Case Study: Wistow Parochial CE Primary School

Selby

Background

Located a few miles outside the town of Selby, Wistow Parochial CE Primary School is a village school with global connections. There are about 120 children each year, aged 4 to 11 in five mixed aged classes. There are no children from ethnic minority backgrounds. The school is very much part of the village community and yet the mission statement reflects its global outlook: “A happy, learning community providing a high quality holistic education with a global perspective in a caring, safe, Christian environment”.

 

“We try to make children aware of their places in the world, their rights and responsibilities, to respect and value diversity, challenge unfairness, intolerance and ignorance. We want to give them the tools to do this, to have a willingness to act to make the world a more equitable place.”

Kathryn Tissiman, Head Teacher

Objectives

The school sees global education not just as a subject in its own right but a way of teaching the existing curriculum which promotes social justice and equity.

In an independent rapidly changing world, learners will need to be flexible and adaptable and they have to be taught how to do this. Really, the overall aim is to produce true global citizens.

How to do it?

The school’s global education journey began with setting up a link with a rural school in the Upper East Region of Ghana, Tampola Primary School, through Link Community Development (LCD). It was a steep learning curve from the beginning. The partnership with Tampola Primary opened up all sorts of opportunities to explore global education and global citizenship but it does not in itself provide all the answers. There’s lots of work to be done to embrace all the concepts of global education in the wider sense.

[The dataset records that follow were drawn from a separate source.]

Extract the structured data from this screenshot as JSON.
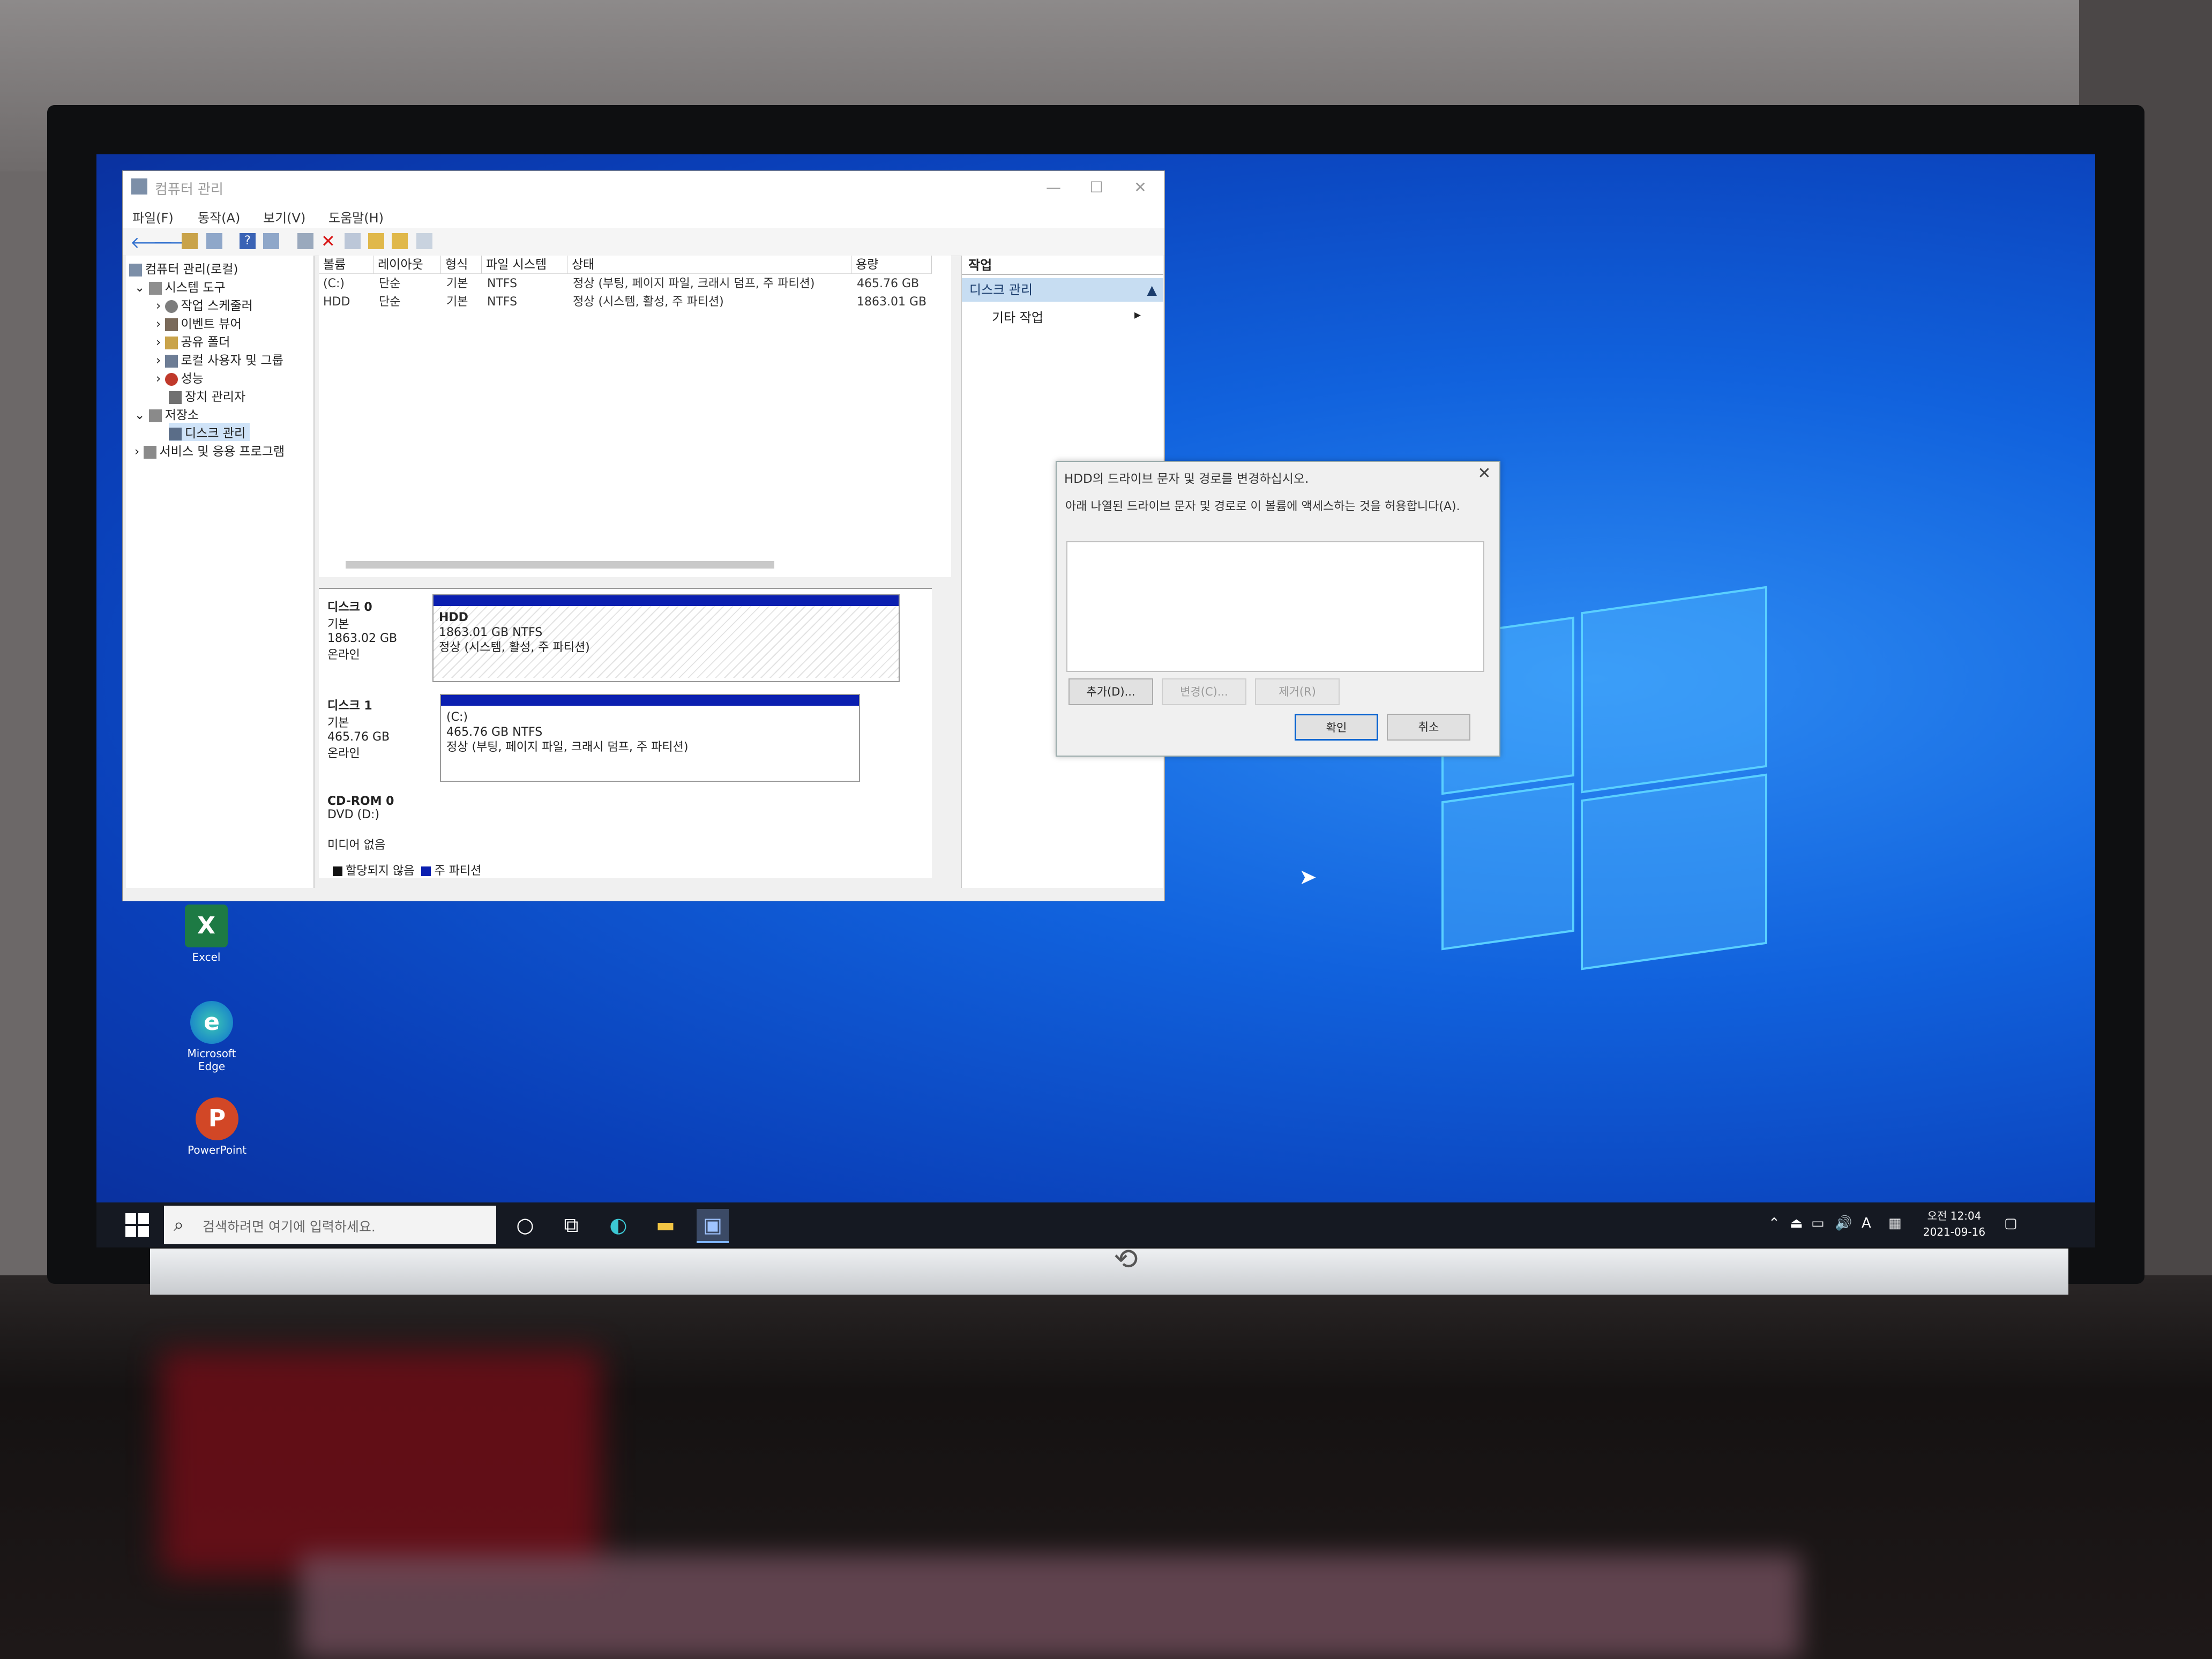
{
  "window": {
    "title": "컴퓨터 관리",
    "menu": [
      "파일(F)",
      "동작(A)",
      "보기(V)",
      "도움말(H)"
    ],
    "tree": [
      {
        "label": "컴퓨터 관리(로컬)"
      },
      {
        "label": "시스템 도구"
      },
      {
        "label": "작업 스케줄러"
      },
      {
        "label": "이벤트 뷰어"
      },
      {
        "label": "공유 폴더"
      },
      {
        "label": "로컬 사용자 및 그룹"
      },
      {
        "label": "성능"
      },
      {
        "label": "장치 관리자"
      },
      {
        "label": "저장소"
      },
      {
        "label": "디스크 관리"
      },
      {
        "label": "서비스 및 응용 프로그램"
      }
    ],
    "columns": [
      "볼륨",
      "레이아웃",
      "형식",
      "파일 시스템",
      "상태",
      "용량"
    ],
    "volumes": [
      {
        "volume": "(C:)",
        "layout": "단순",
        "type": "기본",
        "fs": "NTFS",
        "status": "정상 (부팅, 페이지 파일, 크래시 덤프, 주 파티션)",
        "capacity": "465.76 GB"
      },
      {
        "volume": "HDD",
        "layout": "단순",
        "type": "기본",
        "fs": "NTFS",
        "status": "정상 (시스템, 활성, 주 파티션)",
        "capacity": "1863.01 GB"
      }
    ],
    "disks": [
      {
        "name": "디스크 0",
        "type": "기본",
        "size": "1863.02 GB",
        "state": "온라인",
        "part_name": "HDD",
        "part_size": "1863.01 GB NTFS",
        "part_status": "정상 (시스템, 활성, 주 파티션)"
      },
      {
        "name": "디스크 1",
        "type": "기본",
        "size": "465.76 GB",
        "state": "온라인",
        "part_name": "(C:)",
        "part_size": "465.76 GB NTFS",
        "part_status": "정상 (부팅, 페이지 파일, 크래시 덤프, 주 파티션)"
      },
      {
        "name": "CD-ROM 0",
        "type": "DVD (D:)",
        "size": "",
        "state": "미디어 없음"
      }
    ],
    "legend": {
      "unallocated": "할당되지 않음",
      "primary": "주 파티션"
    },
    "actions": {
      "header": "작업",
      "selected": "디스크 관리",
      "more": "기타 작업"
    }
  },
  "dialog": {
    "title": "HDD의 드라이브 문자 및 경로를 변경하십시오.",
    "label": "아래 나열된 드라이브 문자 및 경로로 이 볼륨에 액세스하는 것을 허용합니다(A).",
    "add": "추가(D)...",
    "change": "변경(C)...",
    "remove": "제거(R)",
    "ok": "확인",
    "cancel": "취소"
  },
  "desktop": {
    "icons": [
      {
        "label": "Excel"
      },
      {
        "label": "Microsoft Edge"
      },
      {
        "label": "PowerPoint"
      }
    ]
  },
  "taskbar": {
    "search_placeholder": "검색하려면 여기에 입력하세요.",
    "tray_lang": "A",
    "time": "오전 12:04",
    "date": "2021-09-16"
  },
  "colors": {
    "accent": "#0b1fb0",
    "desktop": "#1162dd",
    "taskbar": "#151922"
  }
}
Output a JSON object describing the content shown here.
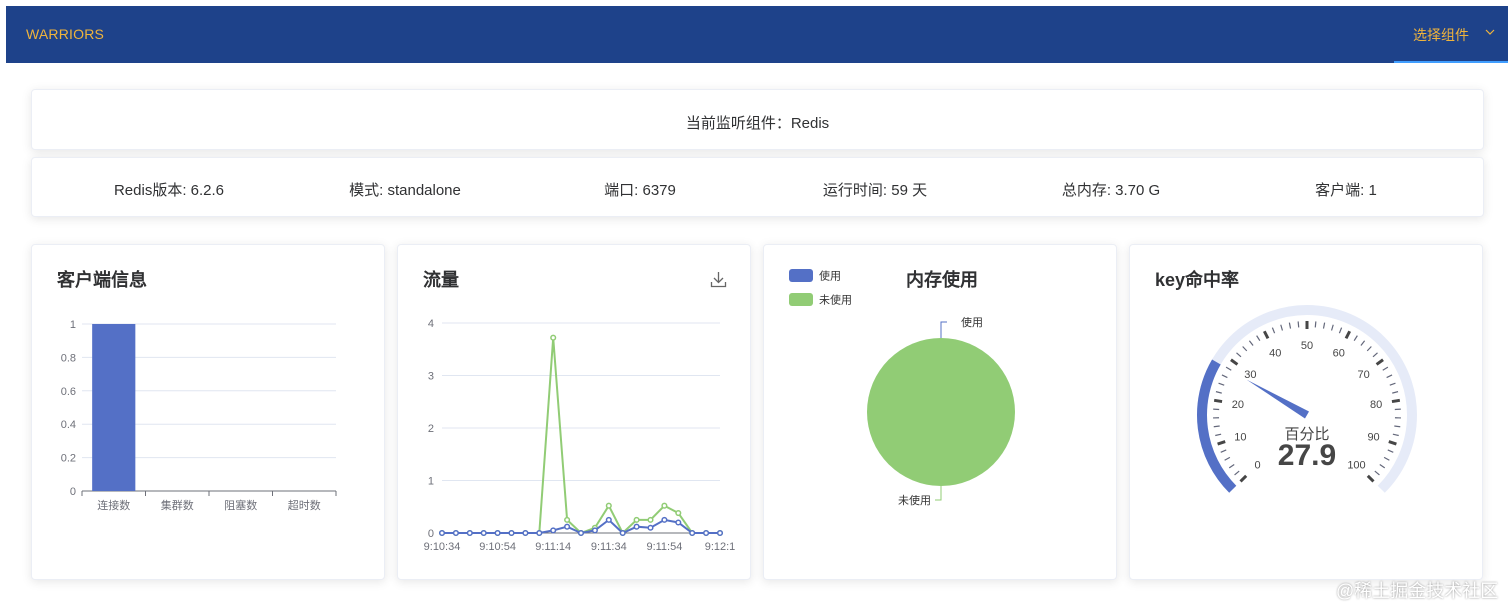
{
  "header": {
    "brand": "WARRIORS",
    "menu_label": "选择组件",
    "menu_icon": "chevron-down-icon",
    "background": "#1e428a",
    "text_color": "#f0b43c"
  },
  "monitor": {
    "text": "当前监听组件：Redis"
  },
  "stats": [
    "Redis版本: 6.2.6",
    "模式: standalone",
    "端口: 6379",
    "运行时间: 59 天",
    "总内存: 3.70 G",
    "客户端: 1"
  ],
  "cards": {
    "clients": {
      "title": "客户端信息"
    },
    "traffic": {
      "title": "流量",
      "download_icon": "download-icon"
    },
    "memory": {
      "title": "内存使用"
    },
    "hit_rate": {
      "title": "key命中率"
    }
  },
  "chart_data": [
    {
      "type": "bar",
      "title": "客户端信息",
      "categories": [
        "连接数",
        "集群数",
        "阻塞数",
        "超时数"
      ],
      "values": [
        1,
        0,
        0,
        0
      ],
      "ylim": [
        0,
        1
      ],
      "yticks": [
        "0",
        "0.2",
        "0.4",
        "0.6",
        "0.8",
        "1"
      ],
      "grid": true,
      "color": "#5470c6"
    },
    {
      "type": "line",
      "title": "流量",
      "x_labels": [
        "9:10:34",
        "9:10:54",
        "9:11:14",
        "9:11:34",
        "9:11:54",
        "9:12:1"
      ],
      "ylim": [
        0,
        4
      ],
      "yticks": [
        "0",
        "1",
        "2",
        "3",
        "4"
      ],
      "grid": true,
      "series": [
        {
          "color": "#91cc75",
          "values": [
            0,
            0,
            0,
            0,
            0,
            0,
            0,
            0,
            3.72,
            0.25,
            0,
            0.1,
            0.52,
            0,
            0.25,
            0.25,
            0.52,
            0.38,
            0,
            0,
            0
          ]
        },
        {
          "color": "#5470c6",
          "values": [
            0,
            0,
            0,
            0,
            0,
            0,
            0,
            0,
            0.05,
            0.12,
            0,
            0.05,
            0.25,
            0,
            0.12,
            0.1,
            0.25,
            0.2,
            0,
            0,
            0
          ]
        }
      ]
    },
    {
      "type": "pie",
      "title": "内存使用",
      "legend": [
        "使用",
        "未使用"
      ],
      "legend_position": "top-left",
      "categories": [
        "使用",
        "未使用"
      ],
      "values": [
        0,
        100
      ],
      "colors": [
        "#5470c6",
        "#91cc75"
      ]
    },
    {
      "type": "gauge",
      "title": "key命中率",
      "label": "百分比",
      "value": 27.9,
      "display_value": "27.9",
      "min": 0,
      "max": 100,
      "tick_labels": [
        "0",
        "10",
        "20",
        "30",
        "40",
        "50",
        "60",
        "70",
        "80",
        "90",
        "100"
      ],
      "progress_color": "#5470c6",
      "track_color": "#e6ebf8"
    }
  ],
  "watermark": "@稀土掘金技术社区"
}
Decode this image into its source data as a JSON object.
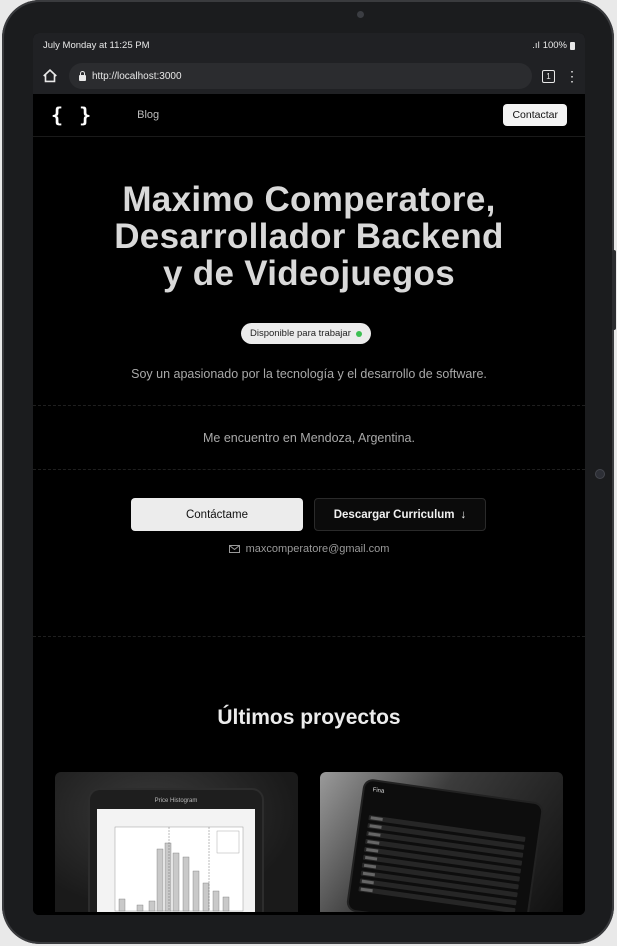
{
  "device": {
    "status": {
      "time_text": "July Monday at 11:25 PM",
      "battery": "100%"
    },
    "browser": {
      "url": "http://localhost:3000",
      "tab_count": "1"
    }
  },
  "nav": {
    "logo": "{ }",
    "blog_label": "Blog",
    "contact_label": "Contactar"
  },
  "hero": {
    "title_line1": "Maximo Comperatore,",
    "title_line2": "Desarrollador Backend",
    "title_line3": "y de Videojuegos",
    "badge": "Disponible para trabajar",
    "tagline": "Soy un apasionado por la tecnología y el desarrollo de software.",
    "location": "Me encuentro en Mendoza, Argentina.",
    "cta_primary": "Contáctame",
    "cta_secondary": "Descargar Curriculum",
    "email": "maxcomperatore@gmail.com"
  },
  "projects": {
    "title": "Últimos proyectos",
    "cards": [
      {
        "preview_caption": "Price Histogram"
      },
      {
        "preview_caption": "Fina"
      }
    ]
  },
  "colors": {
    "background": "#000000",
    "available_dot": "#3cbf52"
  }
}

Wistow Parochial CE Primary reached out into the wider community to make friends and welcome visitors to talk about their experiences and to hold workshops around the global education/citizenship theme. As well as working alongside Link Community Development, the school established close relationships with the Centre for Global Education in York, with the Local Authority and with the Yorkshire and Humber Global Schools Association (YHGSA). The school managed to get two small grants from the YHGSA via the Local Authority which helped develop the work, although most of the funding has come out of the school’s budget.

Partnership with Tampola Primary School, Ghana

Like many school partnerships, Wistow began writing letters to their link school: each class wrote to a partner class and the head teachers also exchanged letters. The correspondence between the schools has continued throughout but with variations on the letter-writing theme. At one stage, the learners at Wistow sewed resources for Tampola Primary, wall hangings and Maths games, because they learnt that paper disintegrates over time in the hotter Ghanaian climate! The school also got into the habit of including a blank piece of paper with each letter, for return letters from their partner school.

Since these early days, the school has run all sorts of different activities that have developed their global education work and used their school partnership to inform and inspire along the way.

In-school activities

  • Sports day with an African theme
  • Fair Trade presentations at the Harvest Festival
  • School Council runs a Fair Trade stall after school once a week
  • International policy with a coordinating staff member
  • Large and ever-evolving school display on the Global Dimension
  • A Human Rights trail of York
  • Send My Friend to School campaign
 

Working with the community

Taking the global citizenship ethos of “thinking globally, acting locally” to heart, Wistow Parochial has done all it can to reach out to the local community. As soon as the project had started, the school told everyone in the village about it through an article in the village newsletter. Soon it was apparent that there were all sorts of international, including Ghanaian, links throughout the village which were able to support the school with information and resources.

Presentation to parents about Global Citizenship

Success and future plans

Wistow Parochial CE Primary School received an “outstanding” grade in every category of its recent Ofsted report. Ofsted were particularly impressed by the school’s emphasis on global education, through its links with schools in other countries and its work on issues like fair trade, recycling and sustainability.

 

“The school’s outstanding global education programme successfully helps pupils understand that decisions and actions may have negative as well as positive implications.”

Ofsted Inspection Report, 2007

The head teacher, Kathryn Tissiman, feels that the project has been such a success thanks to the enthusiasm and team work or all the staff and children, the contacts they have made and the partnerships entered into. She also adds that “it fits with all the aims of Primary Education, and covers Every Child Matters and the current schools’ agendas”.

The school is now in the process of working towards the Eco Schools Award, the Rights Respecting Schools Award and the Fair Trade Schools Mark. Two members of staff are currently engaged in a TIPD visit with other cluster schools and this will continue to provide fresh enthusiasm for the global education project.                                             

Recent Year 6 leavers said that their best memories centred around all the work they had done on Global Education and what they had learnt. It must be worthwhile.